Poems by Richie McCaffery - Monthly Features July 2018
The Spanish guitar
The Spanish guitar belonged to a dead girl, your baby-sitter, killed when the sun blinded her as she drove to pick you up. It was forgotten about until recently
when your childhood home was emptied and you gave it to me. They’re usually cheap but this one is a cut above, mellow and rich. You could say it’s the wood and craftsmanship
but it’s also the hole at the centre of it, the absence, the dead air sent singing – melody only becomes such when it leaves the instrument, fans out and haunts us.
It reminds me of that nature show we saw, how tigers communicate through marked trees and sometimes never meet, how we’re just brushing with hope against wood or paper.

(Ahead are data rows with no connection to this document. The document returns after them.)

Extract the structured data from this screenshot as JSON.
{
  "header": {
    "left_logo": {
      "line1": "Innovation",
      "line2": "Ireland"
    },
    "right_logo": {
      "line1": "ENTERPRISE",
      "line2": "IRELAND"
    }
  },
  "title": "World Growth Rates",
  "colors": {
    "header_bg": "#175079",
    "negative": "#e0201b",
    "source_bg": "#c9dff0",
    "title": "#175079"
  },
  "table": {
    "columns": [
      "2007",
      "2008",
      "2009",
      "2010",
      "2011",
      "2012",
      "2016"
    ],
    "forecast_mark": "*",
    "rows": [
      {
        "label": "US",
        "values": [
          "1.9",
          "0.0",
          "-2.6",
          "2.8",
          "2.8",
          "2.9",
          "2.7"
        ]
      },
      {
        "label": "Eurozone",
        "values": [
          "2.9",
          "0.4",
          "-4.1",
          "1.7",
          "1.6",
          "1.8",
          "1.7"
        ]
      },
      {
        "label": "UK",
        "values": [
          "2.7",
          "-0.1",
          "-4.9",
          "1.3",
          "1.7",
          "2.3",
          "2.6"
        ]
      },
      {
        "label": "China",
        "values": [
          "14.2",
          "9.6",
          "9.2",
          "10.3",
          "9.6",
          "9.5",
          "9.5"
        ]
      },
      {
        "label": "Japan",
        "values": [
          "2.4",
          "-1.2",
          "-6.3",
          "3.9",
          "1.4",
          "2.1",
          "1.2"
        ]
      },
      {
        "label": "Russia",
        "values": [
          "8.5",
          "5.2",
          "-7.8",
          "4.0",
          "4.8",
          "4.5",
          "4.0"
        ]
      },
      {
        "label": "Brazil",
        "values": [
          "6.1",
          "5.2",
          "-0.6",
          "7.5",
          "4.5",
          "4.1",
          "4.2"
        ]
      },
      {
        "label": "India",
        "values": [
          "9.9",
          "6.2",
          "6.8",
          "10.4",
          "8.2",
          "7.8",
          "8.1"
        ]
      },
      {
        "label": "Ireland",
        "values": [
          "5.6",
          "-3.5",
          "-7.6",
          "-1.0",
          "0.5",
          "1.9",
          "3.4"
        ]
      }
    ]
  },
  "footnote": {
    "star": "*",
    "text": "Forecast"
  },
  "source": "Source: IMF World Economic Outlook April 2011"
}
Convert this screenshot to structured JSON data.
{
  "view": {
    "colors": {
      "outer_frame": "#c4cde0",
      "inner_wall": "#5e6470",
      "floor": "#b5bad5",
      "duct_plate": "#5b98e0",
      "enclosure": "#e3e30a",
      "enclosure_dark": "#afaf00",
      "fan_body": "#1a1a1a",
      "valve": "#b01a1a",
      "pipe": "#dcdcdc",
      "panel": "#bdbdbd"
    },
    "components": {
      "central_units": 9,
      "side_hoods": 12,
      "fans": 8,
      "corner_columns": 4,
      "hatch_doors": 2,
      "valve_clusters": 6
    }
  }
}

I love playing it and singing if I’m alone. One day on the train I was looking forward to strumming it at home when we stopped outside a cemetery, waiting for a signal.
With all the angular, polished granites it looked like a station from the 1930s. No one alighted and after an age the train lurched into motion again.
The anaesthetist
The way bombed earth is most fertile, it’s easier to believe in a power on high than in ourselves. I’ve known you less than a third of my years but you’re my whole life.
I was once one of the so many spilled peppercorns that roll the earth, too much for the recipe. Whatever it is we’ve made together, we’re essential ingredients.
In Ostend we were in a takeaway and the man who served us was a refugee. He told us how lonely he was as he served fast-food with a lingering aftertaste.
How hard to be an anaesthetist, knowing you only dull, not cure, another’s pain.
Photo by Gerry Cambridge
Richie McCaffery hails from Warkworth, Northumberland but now lives with his Flemish wife in Ghent, Belgium. He was a Carnegie Trust Caledonian scholar at the University of Glasgow where he earned his PhD in 2016. He is busy working on an edited collection of essays reappraising the work of Scottish poet Sydney Goodsir Smith for publication by Brill / Rodopi as well as a selected edition of the Glaswegian playwright Joan Ure's poems. He has two poetry pamphlets (Spinning Plates from HappenStance Press and Ballast Flint from Cromarty Arts Trust, which was runner-up in the 2014 Callum Macdonald Pamphlet Award) to his name. In 2015 he researched, edited and put together Finishing the Picture: The Collected Poems of Ian Abbot (Kennedy and Boyd). In 2014 his published his first full collection of poems, Cairn from Nine Arches Press. His second collection, entitled Passport is due out from Nine Arches Press in July 2018.